Appending with DataFrames

By using mode “append” you can atomically add new data to an existing Delta table:

df.write.format("delta").mode("append").save("/delta/events")

Similarly you can append data to a Delta table registered in the metastore:

df.write.format("delta").mode("append").saveAsTable("/delta/events")

Overwriting Data Using DataFrames

If you want to atomically replace all of the data in a table, you can use “overwrite” mode:

df.write
  .format("delta")
  .mode("overwrite")
  .save("/delta/events")

You can selectively overwrite only the data that matches predicates over partition columns. The following command atomically replaces the month of January with the data in df:

df.write
  .format("delta")
  .mode("overwrite")
  .option("replaceWhere", "date >= '2017-01-01' AND date <= '2017-01-31'")
  .save("/data")

This sample code writes out the data in df, validates that it all falls within the specified partitions, and performs an atomic replacement.

Insert Into

You can use SQL to append data. For example, you can SQL to insert new values:

INSERT INTO events VALUES("2017-01-01", "0", "click", "{...}")

When you use INSERT INTO, you must list the VALUES in the order of the schema of the table.

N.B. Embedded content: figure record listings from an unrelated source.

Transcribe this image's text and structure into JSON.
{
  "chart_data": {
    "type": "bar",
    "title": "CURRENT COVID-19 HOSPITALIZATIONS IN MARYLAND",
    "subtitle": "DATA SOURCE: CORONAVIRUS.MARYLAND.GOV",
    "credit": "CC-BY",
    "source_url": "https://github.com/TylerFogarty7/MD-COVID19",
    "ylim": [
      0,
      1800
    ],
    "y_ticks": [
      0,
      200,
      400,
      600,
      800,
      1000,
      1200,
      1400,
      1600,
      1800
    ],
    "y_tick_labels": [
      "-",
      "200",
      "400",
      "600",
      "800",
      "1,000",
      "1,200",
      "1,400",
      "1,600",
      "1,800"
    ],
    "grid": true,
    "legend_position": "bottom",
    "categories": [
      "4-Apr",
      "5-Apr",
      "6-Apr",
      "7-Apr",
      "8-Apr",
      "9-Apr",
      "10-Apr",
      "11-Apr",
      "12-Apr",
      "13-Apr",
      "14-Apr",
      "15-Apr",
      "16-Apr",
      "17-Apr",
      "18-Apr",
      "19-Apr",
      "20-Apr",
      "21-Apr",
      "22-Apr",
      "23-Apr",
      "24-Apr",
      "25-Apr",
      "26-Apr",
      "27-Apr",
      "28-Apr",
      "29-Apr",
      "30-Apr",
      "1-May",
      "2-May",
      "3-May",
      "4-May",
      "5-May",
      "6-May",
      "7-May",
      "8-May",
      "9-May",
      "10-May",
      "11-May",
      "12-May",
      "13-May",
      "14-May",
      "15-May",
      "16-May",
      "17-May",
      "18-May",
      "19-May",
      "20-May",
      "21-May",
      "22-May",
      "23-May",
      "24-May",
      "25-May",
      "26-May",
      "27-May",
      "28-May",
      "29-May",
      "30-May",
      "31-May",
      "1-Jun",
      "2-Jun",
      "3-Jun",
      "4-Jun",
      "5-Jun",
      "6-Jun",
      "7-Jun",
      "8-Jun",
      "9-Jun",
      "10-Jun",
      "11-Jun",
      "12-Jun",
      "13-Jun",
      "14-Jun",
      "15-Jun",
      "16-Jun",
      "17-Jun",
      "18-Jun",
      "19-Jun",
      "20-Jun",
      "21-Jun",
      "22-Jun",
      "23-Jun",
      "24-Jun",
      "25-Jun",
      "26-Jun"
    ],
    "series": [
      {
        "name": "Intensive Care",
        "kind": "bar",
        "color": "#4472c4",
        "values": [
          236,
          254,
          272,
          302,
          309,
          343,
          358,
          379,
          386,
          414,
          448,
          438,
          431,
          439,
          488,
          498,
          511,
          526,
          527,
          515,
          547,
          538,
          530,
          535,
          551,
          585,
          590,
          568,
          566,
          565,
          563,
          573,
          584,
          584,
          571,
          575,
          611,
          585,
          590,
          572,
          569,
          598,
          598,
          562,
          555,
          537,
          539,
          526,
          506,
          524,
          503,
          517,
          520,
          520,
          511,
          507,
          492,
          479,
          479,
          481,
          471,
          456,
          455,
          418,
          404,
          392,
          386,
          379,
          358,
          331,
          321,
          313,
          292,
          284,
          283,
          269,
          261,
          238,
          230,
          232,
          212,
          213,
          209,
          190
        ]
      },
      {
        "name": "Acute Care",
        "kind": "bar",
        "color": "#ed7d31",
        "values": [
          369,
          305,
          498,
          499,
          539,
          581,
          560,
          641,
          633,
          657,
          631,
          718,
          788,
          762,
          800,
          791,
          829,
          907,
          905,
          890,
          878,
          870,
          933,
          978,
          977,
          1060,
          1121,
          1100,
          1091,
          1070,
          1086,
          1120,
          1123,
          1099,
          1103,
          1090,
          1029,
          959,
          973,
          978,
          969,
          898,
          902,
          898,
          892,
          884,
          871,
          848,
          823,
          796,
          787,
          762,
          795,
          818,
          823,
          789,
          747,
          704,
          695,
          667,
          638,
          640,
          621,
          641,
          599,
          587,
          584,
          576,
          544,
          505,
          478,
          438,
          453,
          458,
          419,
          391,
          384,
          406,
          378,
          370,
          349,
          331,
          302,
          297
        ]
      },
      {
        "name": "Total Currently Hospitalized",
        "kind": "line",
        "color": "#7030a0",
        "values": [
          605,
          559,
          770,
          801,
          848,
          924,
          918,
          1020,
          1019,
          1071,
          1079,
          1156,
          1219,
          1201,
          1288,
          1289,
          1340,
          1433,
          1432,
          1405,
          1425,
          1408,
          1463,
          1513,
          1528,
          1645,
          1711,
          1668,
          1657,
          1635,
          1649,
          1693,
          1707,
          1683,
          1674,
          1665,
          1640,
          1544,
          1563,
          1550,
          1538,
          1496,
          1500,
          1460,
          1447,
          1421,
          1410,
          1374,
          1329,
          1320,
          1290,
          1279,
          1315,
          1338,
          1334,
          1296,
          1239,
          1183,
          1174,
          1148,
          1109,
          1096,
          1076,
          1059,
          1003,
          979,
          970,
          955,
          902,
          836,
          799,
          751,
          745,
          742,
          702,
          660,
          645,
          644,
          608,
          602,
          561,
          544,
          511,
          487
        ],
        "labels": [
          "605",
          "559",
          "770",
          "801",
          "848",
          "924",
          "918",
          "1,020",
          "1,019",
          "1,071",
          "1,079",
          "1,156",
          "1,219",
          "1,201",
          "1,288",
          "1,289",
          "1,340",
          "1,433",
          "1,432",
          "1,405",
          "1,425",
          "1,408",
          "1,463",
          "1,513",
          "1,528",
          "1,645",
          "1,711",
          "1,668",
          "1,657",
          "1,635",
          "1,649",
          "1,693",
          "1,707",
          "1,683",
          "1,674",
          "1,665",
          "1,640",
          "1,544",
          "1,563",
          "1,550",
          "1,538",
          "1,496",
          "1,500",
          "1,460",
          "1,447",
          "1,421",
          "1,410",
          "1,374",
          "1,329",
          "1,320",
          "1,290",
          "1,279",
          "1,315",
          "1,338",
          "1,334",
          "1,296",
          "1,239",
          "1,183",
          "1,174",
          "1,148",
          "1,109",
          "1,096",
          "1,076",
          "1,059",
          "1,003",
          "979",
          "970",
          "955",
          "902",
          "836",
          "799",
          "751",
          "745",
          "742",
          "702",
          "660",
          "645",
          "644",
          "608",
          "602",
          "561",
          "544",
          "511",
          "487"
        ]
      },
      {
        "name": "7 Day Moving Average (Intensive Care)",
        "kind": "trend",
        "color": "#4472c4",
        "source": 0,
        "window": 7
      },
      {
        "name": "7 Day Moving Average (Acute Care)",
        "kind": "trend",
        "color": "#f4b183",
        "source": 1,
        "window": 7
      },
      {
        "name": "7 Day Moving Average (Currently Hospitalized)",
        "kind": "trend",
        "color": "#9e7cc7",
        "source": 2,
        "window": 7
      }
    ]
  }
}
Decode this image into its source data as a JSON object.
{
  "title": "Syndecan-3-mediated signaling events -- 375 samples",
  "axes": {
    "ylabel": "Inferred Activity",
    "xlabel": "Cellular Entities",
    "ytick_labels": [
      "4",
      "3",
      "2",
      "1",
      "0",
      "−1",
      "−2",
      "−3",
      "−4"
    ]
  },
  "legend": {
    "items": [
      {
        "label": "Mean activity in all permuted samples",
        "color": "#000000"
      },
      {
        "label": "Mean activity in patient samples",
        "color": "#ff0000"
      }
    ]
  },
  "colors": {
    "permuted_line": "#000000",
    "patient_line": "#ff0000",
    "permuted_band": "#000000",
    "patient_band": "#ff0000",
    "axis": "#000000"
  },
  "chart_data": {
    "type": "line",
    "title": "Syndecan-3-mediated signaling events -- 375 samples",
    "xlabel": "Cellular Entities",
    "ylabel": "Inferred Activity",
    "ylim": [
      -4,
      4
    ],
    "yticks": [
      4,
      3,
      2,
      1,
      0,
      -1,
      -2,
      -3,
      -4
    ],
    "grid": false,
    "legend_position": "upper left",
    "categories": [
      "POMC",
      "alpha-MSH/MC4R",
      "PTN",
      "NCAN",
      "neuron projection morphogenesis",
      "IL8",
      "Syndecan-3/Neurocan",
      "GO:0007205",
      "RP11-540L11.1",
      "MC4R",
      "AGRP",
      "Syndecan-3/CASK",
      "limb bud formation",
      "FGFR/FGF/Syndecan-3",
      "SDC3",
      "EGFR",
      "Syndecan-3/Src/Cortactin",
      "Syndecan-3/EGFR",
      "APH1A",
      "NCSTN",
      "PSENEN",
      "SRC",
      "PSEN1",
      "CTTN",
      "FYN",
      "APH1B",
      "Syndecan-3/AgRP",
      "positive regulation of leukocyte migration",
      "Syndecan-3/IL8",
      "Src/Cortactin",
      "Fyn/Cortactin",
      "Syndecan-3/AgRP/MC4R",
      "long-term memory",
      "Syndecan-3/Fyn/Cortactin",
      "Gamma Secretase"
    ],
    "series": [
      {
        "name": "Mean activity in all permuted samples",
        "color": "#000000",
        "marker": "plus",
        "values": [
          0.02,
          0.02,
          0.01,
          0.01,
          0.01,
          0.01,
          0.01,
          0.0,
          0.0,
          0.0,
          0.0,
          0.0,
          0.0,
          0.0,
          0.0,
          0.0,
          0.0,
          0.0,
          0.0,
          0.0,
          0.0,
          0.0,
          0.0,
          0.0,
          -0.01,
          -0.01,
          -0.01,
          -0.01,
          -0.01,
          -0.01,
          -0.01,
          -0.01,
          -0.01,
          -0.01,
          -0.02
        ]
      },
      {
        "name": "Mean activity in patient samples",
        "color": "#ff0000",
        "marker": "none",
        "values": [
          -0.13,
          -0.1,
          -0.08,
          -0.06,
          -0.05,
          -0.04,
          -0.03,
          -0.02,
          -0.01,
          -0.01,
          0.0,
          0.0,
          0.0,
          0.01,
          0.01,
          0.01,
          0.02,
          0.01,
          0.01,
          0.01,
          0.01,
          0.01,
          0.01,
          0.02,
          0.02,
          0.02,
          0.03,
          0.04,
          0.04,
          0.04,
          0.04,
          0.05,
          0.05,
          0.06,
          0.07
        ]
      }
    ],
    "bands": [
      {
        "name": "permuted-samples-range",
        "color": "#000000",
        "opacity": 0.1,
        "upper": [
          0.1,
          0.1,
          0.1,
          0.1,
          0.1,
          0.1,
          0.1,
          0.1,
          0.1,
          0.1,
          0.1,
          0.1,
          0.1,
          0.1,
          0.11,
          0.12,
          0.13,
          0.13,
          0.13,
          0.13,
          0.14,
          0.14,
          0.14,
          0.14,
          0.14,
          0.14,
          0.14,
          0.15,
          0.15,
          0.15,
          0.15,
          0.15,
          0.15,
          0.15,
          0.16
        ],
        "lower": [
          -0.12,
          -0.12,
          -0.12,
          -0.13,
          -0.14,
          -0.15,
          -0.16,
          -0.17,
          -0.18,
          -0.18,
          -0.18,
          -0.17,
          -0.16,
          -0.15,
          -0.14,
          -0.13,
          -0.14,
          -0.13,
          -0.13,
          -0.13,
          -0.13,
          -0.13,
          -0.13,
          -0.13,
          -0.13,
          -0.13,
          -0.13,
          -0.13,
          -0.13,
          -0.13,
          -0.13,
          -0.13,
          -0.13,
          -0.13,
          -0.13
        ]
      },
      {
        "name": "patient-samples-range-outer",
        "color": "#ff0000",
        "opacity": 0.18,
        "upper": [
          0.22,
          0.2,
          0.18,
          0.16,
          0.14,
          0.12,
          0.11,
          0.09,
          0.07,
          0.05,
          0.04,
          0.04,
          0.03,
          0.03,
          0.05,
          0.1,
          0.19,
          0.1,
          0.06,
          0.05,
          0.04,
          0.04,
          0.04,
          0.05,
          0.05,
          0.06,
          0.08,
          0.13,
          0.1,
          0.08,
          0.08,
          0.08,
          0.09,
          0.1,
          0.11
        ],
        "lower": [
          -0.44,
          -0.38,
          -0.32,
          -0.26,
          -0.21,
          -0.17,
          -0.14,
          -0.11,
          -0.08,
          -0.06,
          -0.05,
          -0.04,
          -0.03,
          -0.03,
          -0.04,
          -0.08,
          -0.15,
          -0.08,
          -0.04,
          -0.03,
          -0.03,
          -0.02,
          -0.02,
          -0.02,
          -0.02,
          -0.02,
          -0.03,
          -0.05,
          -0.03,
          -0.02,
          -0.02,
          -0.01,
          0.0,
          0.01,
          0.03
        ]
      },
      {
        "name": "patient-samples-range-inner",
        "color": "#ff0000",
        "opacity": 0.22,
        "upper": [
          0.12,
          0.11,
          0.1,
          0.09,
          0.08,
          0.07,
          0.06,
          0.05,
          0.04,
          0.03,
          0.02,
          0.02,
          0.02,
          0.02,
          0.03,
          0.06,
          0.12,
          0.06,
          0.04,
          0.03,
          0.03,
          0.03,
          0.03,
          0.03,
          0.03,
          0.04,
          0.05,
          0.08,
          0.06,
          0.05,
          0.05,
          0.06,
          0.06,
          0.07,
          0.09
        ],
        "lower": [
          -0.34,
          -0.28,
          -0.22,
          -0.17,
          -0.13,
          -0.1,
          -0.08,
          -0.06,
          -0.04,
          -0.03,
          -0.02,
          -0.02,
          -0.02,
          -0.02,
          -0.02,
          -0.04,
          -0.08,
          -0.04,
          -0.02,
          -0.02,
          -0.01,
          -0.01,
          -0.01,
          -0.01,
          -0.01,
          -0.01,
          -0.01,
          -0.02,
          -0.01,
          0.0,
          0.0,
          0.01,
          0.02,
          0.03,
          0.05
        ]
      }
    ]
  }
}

You can also insert the results of a SQL query:

INSERT INTO events SELECT * FROM json.`/data/events/new/`

You can also get the same ordering semantics when using DataFrames by running insertInto:

df.write.format("delta").mode("append").insertInto("delta_table")

Update

UPDATE allows you to apply expressions to change the value of columns when a row matches a given predicate. For example, you can use UPDATE to fix a spelling mistake in the eventType:

UPDATE events SET eventType = 'click' WHERE eventType = 'clck'

Similar to delete, update operations automatically make use of the partitioning of the table when possible.

Upserts (MERGE INTO)

MERGE INTO allows you to merge a set of updates and insertions into an existing dataset. For example, the following MERGE INTO takes a stream of updates and merges it into the events table. When there is already an event present with the same eventId, Delta updates the data column using the given expression. When there is no matching event, Delta adds a new row.

Here’s a worked example:

MERGE INTO events
USING updates
ON events.eventId = updates.eventId
WHEN MATCHED THEN
  UPDATE SET
    events.data = updates.data
WHEN NOT MATCHED
  THEN INSERT (date, eventId, data) VALUES (date, eventId, data)

Currently you must specify a value for every column in your table when you perform an INSERT (for example, when there is no matching row in the existing dataset). However, you do not need to update all values.

Deletes

Delta tables allow users to remove data that matches a predicate. For instance, to delete all events from before 2017, you can run the following DML.

DELETE FROM events WHERE date < '2017-01-01'

Delete operations automatically make use of the partitioning of the table when possible. This optimization means that it will be significantly faster to delete data based on partition predicates.

Validating New Data

Delta automatically validates that the schema of the DataFrame being written is compatible with the schema of the table. Columns that are present in the table but not in the DataFrame are set to null. This operation fails if there are any extra columns in the DataFrame that are not present in the table. Delta has DDL to add new columns explicitly and the ability to update the schema automatically. See Changing the schema.

If you specify other options such as partitionBy() in combination with append mode, Delta validates that they match and throws an error for any mismatch. When paritionBy is not present, appends automatically follow the partitioning of the existing data.

Views on Delta Tables

Delta supports the creation of views on top of Delta tables just like you might with a data source table. These views integrate with Structured Data Access Controls to allow for column and row level security. The core challenge when you operate with views is resolving the schemas. If you alter a Delta table’s schema, any derivative views must be recreated to account for any additions to the schema.

For instance, if I add a new column to a Delta table, I have to make sure that this column is available in the appropriate views built on top of that base table.